According to Willis, time is the enemy and any delay in making a creative financial plan could force the district to seek its first tax hike since 1969. “At some point it is going to hit,” he warned.
But to Warren, the task force is all about politics–about projecting an image of responsibility and concern ahead of the November election to protect the status quo.
Willis and the rest of the board “have so much nerve and so much power,” she said. “This is not a check and balance thing.”
Bad blood has existed in the district since Willis’ appointment four years ago. One of the more heated battles was waged last year as Willis ushered through a building utilization plan that called for the conversion of Iroquois Junior High into a year-round community school.
So this latest spin comes as little surprise. Four seats are up for grabs in the election, including those of Warren and Bass–who was appointed last year to replace Warren’s lone sympathizer on the board, Arnold Agnos.

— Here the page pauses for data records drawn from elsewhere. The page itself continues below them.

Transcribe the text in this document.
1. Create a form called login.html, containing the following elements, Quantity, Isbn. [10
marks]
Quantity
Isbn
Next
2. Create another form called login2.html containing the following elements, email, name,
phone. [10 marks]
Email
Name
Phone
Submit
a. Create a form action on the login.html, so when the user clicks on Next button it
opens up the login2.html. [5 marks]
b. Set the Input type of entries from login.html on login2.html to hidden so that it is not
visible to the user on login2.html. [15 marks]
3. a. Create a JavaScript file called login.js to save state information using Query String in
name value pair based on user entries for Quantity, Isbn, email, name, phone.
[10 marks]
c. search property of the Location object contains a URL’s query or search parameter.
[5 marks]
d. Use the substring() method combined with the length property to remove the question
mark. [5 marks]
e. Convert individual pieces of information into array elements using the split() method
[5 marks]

The seats of Janet Kucera and Margaret Wagner also are up, but both have chosen not to run. In addition to Warren and Bass, six candidates are vying for the four spots: Joann Braam, Joseph Catalano, Manuel Bustos Jr., Nancy Fornoff, Kevin Shyne and Anne Marie Coogan.
Should Warren and a slate of like-minded candidates prevail in the election, the balance of power on the seven-member board would dramatically shift.

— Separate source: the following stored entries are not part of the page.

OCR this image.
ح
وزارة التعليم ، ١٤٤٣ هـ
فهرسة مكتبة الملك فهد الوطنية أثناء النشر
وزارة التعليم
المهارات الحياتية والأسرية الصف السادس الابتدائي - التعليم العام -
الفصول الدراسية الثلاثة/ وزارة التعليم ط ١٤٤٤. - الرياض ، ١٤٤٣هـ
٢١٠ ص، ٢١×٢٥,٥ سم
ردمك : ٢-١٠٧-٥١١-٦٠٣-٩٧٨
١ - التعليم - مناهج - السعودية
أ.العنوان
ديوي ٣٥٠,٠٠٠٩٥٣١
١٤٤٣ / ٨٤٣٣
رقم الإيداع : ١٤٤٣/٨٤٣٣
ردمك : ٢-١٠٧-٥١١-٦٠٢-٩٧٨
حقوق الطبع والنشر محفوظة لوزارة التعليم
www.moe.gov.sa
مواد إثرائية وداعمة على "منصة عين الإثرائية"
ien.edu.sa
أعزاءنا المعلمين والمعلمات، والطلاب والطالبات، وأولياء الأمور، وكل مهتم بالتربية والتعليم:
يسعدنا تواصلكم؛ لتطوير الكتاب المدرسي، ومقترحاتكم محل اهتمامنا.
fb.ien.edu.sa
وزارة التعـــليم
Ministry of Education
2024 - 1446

And such a change could quash the task force before it even gets off the ground, warned veteran board member and Willis ally, Dan Fletcher. “No matter what we try to do, it all goes back to politics.”
District 62, which includes most of Des Plaines, for the past three years has been running a deficit in its education fund, which accounts for about 75 percent of its $40 million budget.
The fund has reserves of about $11 million. But according to Deputy Supt. Raymond Gunn, these reserves quickly are shrinking under the weight of tax caps, rising costs and a diminished supply of land suited for development in Des Plaines.
Without real financial planning, the reserves threaten to dry up by 2002, which will cause the district to tap into its working cash fund and lose the interest generated by that fund.
“It is coming,” said Fletcher. “That doesn’t mean tomorrow, but it’s in the near future.”